Chiropractic Services

Medicare Coverage of Chiropractic Services


Medical Review Audits

Medicare contractors perform medical review audits to ensure Medicare is paying providers for appropriately covered Medicare services. Medical review examines documentation from providers to validate that the documentation supports the services and level of service billed by the provider and the documentation adheres to all Medicare coverage guidelines. Medical review performs medical review audits on prepayment claim(s) (i.e., before you have been paid) and post-payment claim(s) (i.e., after you have been paid).
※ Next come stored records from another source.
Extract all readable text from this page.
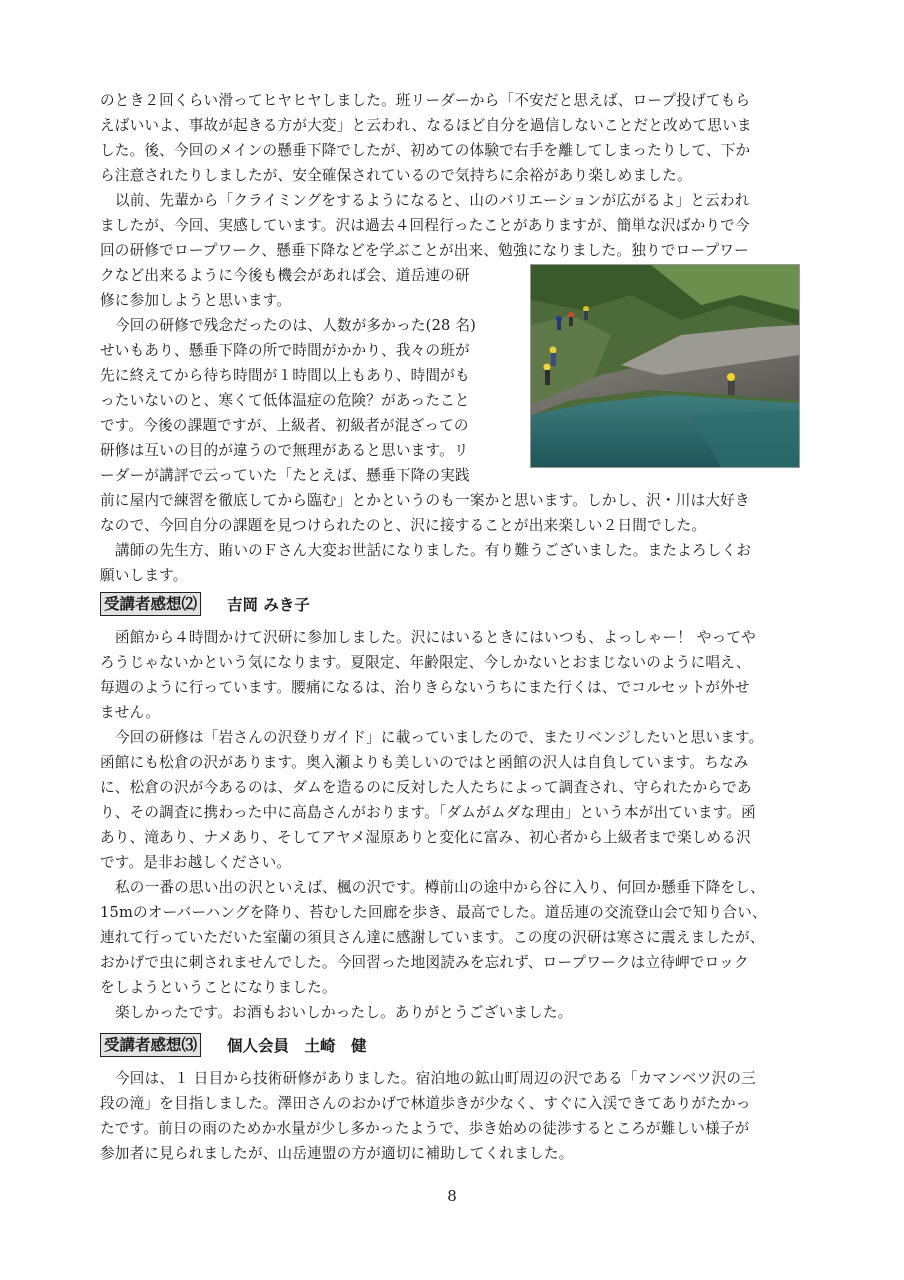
のとき２回くらい滑ってヒヤヒヤしました。班リーダーから「不安だと思えば、ロープ投げてもら
えばいいよ、事故が起きる方が大変」と云われ、なるほど自分を過信しないことだと改めて思いま
した。後、今回のメインの懸垂下降でしたが、初めての体験で右手を離してしまったりして、下か
ら注意されたりしましたが、安全確保されているので気持ちに余裕があり楽しめました。
以前、先輩から「クライミングをするようになると、山のバリエーションが広がるよ」と云われ
ましたが、今回、実感しています。沢は過去４回程行ったことがありますが、簡単な沢ばかりで今
回の研修でロープワーク、懸垂下降などを学ぶことが出来、勉強になりました。独りでロープワー
クなど出来るように今後も機会があれば会、道岳連の研
修に参加しようと思います。
今回の研修で残念だったのは、人数が多かった(28 名)
せいもあり、懸垂下降の所で時間がかかり、我々の班が
先に終えてから待ち時間が１時間以上もあり、時間がも
ったいないのと、寒くて低体温症の危険？があったこと
です。今後の課題ですが、上級者、初級者が混ざっての
研修は互いの目的が違うので無理があると思います。リ
ーダーが講評で云っていた「たとえば、懸垂下降の実践
前に屋内で練習を徹底してから臨む」とかというのも一案かと思います。しかし、沢・川は大好き
なので、今回自分の課題を見つけられたのと、沢に接することが出来楽しい２日間でした。
講師の先生方、賄いのＦさん大変お世話になりました。有り難うございました。またよろしくお
願いします。
受講者感想⑵ 吉岡 みき子
函館から４時間かけて沢研に参加しました。沢にはいるときにはいつも、よっしゃー！ やってや
ろうじゃないかという気になります。夏限定、年齢限定、今しかないとおまじないのように唱え、
毎週のように行っています。腰痛になるは、治りきらないうちにまた行くは、でコルセットが外せ
ません。
今回の研修は「岩さんの沢登りガイド」に載っていましたので、またリベンジしたいと思います。
函館にも松倉の沢があります。奥入瀬よりも美しいのではと函館の沢人は自負しています。ちなみ
に、松倉の沢が今あるのは、ダムを造るのに反対した人たちによって調査され、守られたからであ
り、その調査に携わった中に高島さんがおります。「ダムがムダな理由」という本が出ています。函
あり、滝あり、ナメあり、そしてアヤメ湿原ありと変化に富み、初心者から上級者まで楽しめる沢
です。是非お越しください。
私の一番の思い出の沢といえば、楓の沢です。樽前山の途中から谷に入り、何回か懸垂下降をし、
15mのオーバーハングを降り、苔むした回廊を歩き、最高でした。道岳連の交流登山会で知り合い、
連れて行っていただいた室蘭の須貝さん達に感謝しています。この度の沢研は寒さに震えましたが、
おかげで虫に刺されませんでした。今回習った地図読みを忘れず、ロープワークは立待岬でロック
をしようということになりました。
楽しかったです。お酒もおいしかったし。ありがとうございました。
受講者感想⑶ 個人会員　土崎　健
今回は、１ 日目から技術研修がありました。宿泊地の鉱山町周辺の沢である「カマンベツ沢の三
段の滝」を目指しました。澤田さんのおかげで林道歩きが少なく、すぐに入渓できてありがたかっ
たです。前日の雨のためか水量が少し多かったようで、歩き始めの徒渉するところが難しい様子が
参加者に見られましたが、山岳連盟の方が適切に補助してくれました。
8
Helpful Tips for Responding to an ADR

  • CMS gives providers 30 days to return records to their contractor from the date the ADR is issued.
  • Medical documentation submitted should support all the services and dates requested. Include your initial evaluation of the patient and any and all documentation that supports medical necessity, as well as the documentation for the date(s) of service requested.
  • Submit an abbreviation or acronym key with your documentation if you use acronyms or abbreviations that are not commonly used in your profession.
  • If an ABN was issued for the service, be sure to include the ABN with your documentation when responding to the ADR.

Perform a quality review on your documentation before sending it to the contractor.

Helpful Tips for Performing a Quality Review of Your Documentation

  • Check for appropriate signatures and dates on treatment and/or progress notes.
  • Make sure the documentation is complete and legible.
  • Do not highlight medical records.

You may want to paginate the records for a quick reference to ensure all documents was received by the contractor.